Bei der Berufsfeuerwehr Saarbrücken

Simin Sadeghi / Onlinefassung: Corinna Kern   30.12.2022 | 07:10 Uhr

Das Jahresende ist für die Feuerwehr oft keine ruhige oder besinnliche Zeit. 2022 können, nach zwei Jahren Verkaufsverbot, wieder Raketen und Böller in die Luft geschossen werden. Daher ist GuMo-Mobil-Reporterin Simin Sadeghi auf die Wache der Berufsfeuerwehr Saarbrücken gefahren um nachzufragen, wie die Männer und Frauen sich auf den Jahreswechsel vorbereiten und wie die Weihnachtsfeiertage verliefen.

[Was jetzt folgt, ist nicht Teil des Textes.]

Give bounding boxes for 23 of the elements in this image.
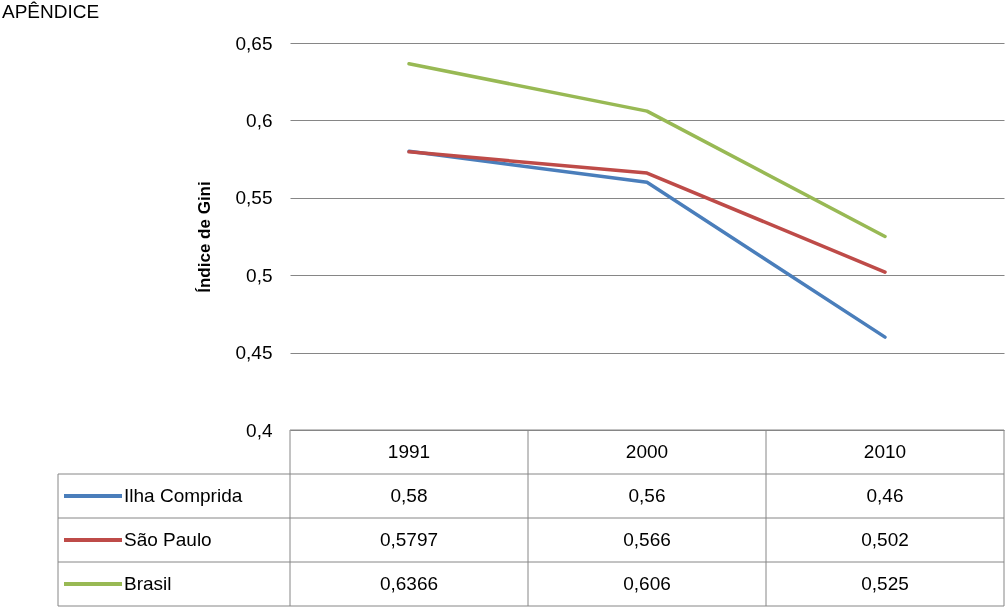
data-label: 0,606 (623, 573, 671, 594)
data-label: 0,502 (861, 529, 909, 550)
data-label: 0,566 (623, 529, 671, 550)
y-tick-label: 0,4 (246, 419, 273, 441)
legend-label: São Paulo (124, 529, 212, 550)
data-label: 0,58 (390, 485, 428, 506)
data-label: 0,6366 (379, 573, 439, 594)
y-axis-title: Índice de Gini (194, 181, 214, 293)
y-tick-label: 0,65 (235, 32, 273, 54)
x-tick-label: 1991 (387, 441, 431, 462)
y-tick-label: 0,55 (235, 187, 273, 209)
x-tick-label: 2010 (863, 441, 907, 462)
x-tick-label: 2000 (625, 441, 669, 462)
data-label: 0,5797 (379, 529, 439, 550)
y-tick-label: 0,6 (246, 109, 273, 131)
legend-label: Brasil (124, 573, 172, 594)
legend-label: Ilha Comprida (124, 485, 243, 506)
y-tick-label: 0,5 (246, 264, 273, 286)
data-label: 0,56 (628, 485, 666, 506)
y-tick-label: 0,45 (235, 342, 273, 364)
text: APÊNDICE (2, 1, 100, 22)
data-label: 0,525 (861, 573, 909, 594)
data-label: 0,46 (866, 485, 904, 506)
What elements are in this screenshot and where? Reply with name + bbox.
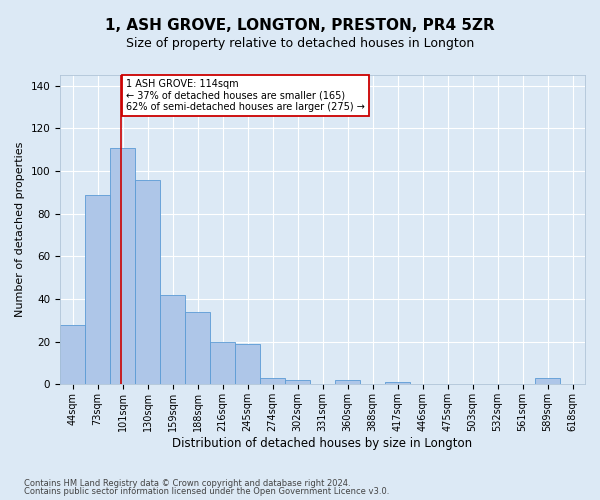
Bar (185, 312, 210, 384)
Text: 1, ASH GROVE, LONGTON, PRESTON, PR4 5ZR: 1, ASH GROVE, LONGTON, PRESTON, PR4 5ZR (105, 18, 495, 32)
Bar (535, 378, 560, 384)
Text: Contains public sector information licensed under the Open Government Licence v3: Contains public sector information licen… (24, 487, 389, 496)
Bar (210, 342, 235, 384)
Bar (160, 295, 185, 384)
Bar (285, 380, 310, 384)
Bar (260, 378, 285, 384)
X-axis label: Distribution of detached houses by size in Longton: Distribution of detached houses by size … (172, 437, 473, 450)
Text: 1 ASH GROVE: 114sqm
← 37% of detached houses are smaller (165)
62% of semi-detac: 1 ASH GROVE: 114sqm ← 37% of detached ho… (126, 80, 365, 112)
Bar (60, 324, 85, 384)
Bar (135, 180, 160, 384)
Bar (335, 380, 360, 384)
Bar (110, 148, 135, 384)
Y-axis label: Number of detached properties: Number of detached properties (15, 142, 25, 318)
Text: Contains HM Land Registry data © Crown copyright and database right 2024.: Contains HM Land Registry data © Crown c… (24, 478, 350, 488)
Bar (85, 194, 110, 384)
Bar (385, 382, 410, 384)
Text: Size of property relative to detached houses in Longton: Size of property relative to detached ho… (126, 38, 474, 51)
Bar (235, 344, 260, 385)
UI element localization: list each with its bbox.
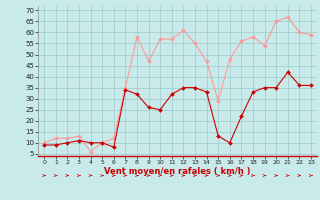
X-axis label: Vent moyen/en rafales ( km/h ): Vent moyen/en rafales ( km/h ) (104, 167, 251, 176)
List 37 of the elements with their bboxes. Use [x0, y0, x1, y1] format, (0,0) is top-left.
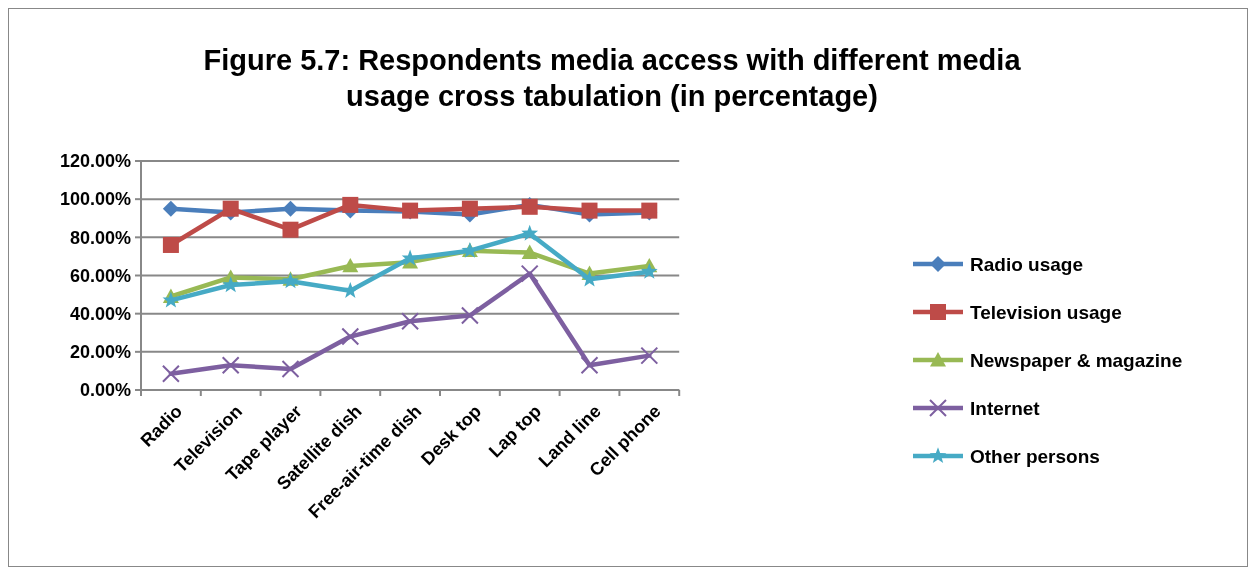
- y-tick-label: 20.00%: [69, 342, 131, 363]
- point: [401, 249, 419, 266]
- point: [341, 281, 359, 298]
- y-tick-label: 60.00%: [69, 265, 131, 286]
- y-tick-label: 40.00%: [69, 303, 131, 324]
- point: [581, 270, 598, 287]
- point: [581, 202, 598, 219]
- legend-label: Internet: [970, 397, 1041, 419]
- point: [342, 196, 359, 213]
- point: [162, 200, 179, 217]
- point: [282, 221, 299, 238]
- y-tick-label: 0.00%: [79, 380, 131, 401]
- point: [521, 244, 538, 259]
- point: [222, 276, 240, 293]
- point: [221, 356, 240, 375]
- legend-label: Radio usage: [970, 253, 1083, 275]
- point: [521, 224, 539, 241]
- point: [640, 346, 659, 365]
- y-tick-label: 120.00%: [59, 151, 131, 172]
- point: [640, 262, 658, 279]
- point: [341, 327, 360, 346]
- chart-title: Figure 5.7: Respondents media access with different media usage cross tabulation (in percentage): [203, 44, 1022, 112]
- point: [461, 200, 478, 217]
- point: [580, 356, 599, 375]
- point: [342, 257, 359, 273]
- point: [520, 264, 539, 283]
- point: [162, 236, 179, 253]
- legend-label: Other persons: [970, 445, 1100, 467]
- point: [282, 200, 299, 217]
- point: [161, 364, 180, 383]
- legend-label: Television usage: [970, 301, 1122, 323]
- point: [460, 306, 479, 325]
- legend-label: Newspaper & magazine: [970, 349, 1183, 371]
- y-tick-label: 100.00%: [59, 189, 131, 210]
- y-tick-label: 80.00%: [69, 227, 131, 248]
- point: [281, 360, 300, 379]
- point: [401, 312, 420, 331]
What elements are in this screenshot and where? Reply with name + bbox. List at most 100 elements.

Die Tage zwischen den Jahren sind für die Feuerwehren im Saarland meistens mit vielen Einsätzen verbunden. Silvester wird in diesem Jahr vermutlich nicht so ruhig werden, wie in den vergangenen beiden Jahren. Denn nach zwei Jahren Verkaufsverbot können 2022 wieder Raketen und Böller in Deutschland gekauft werden.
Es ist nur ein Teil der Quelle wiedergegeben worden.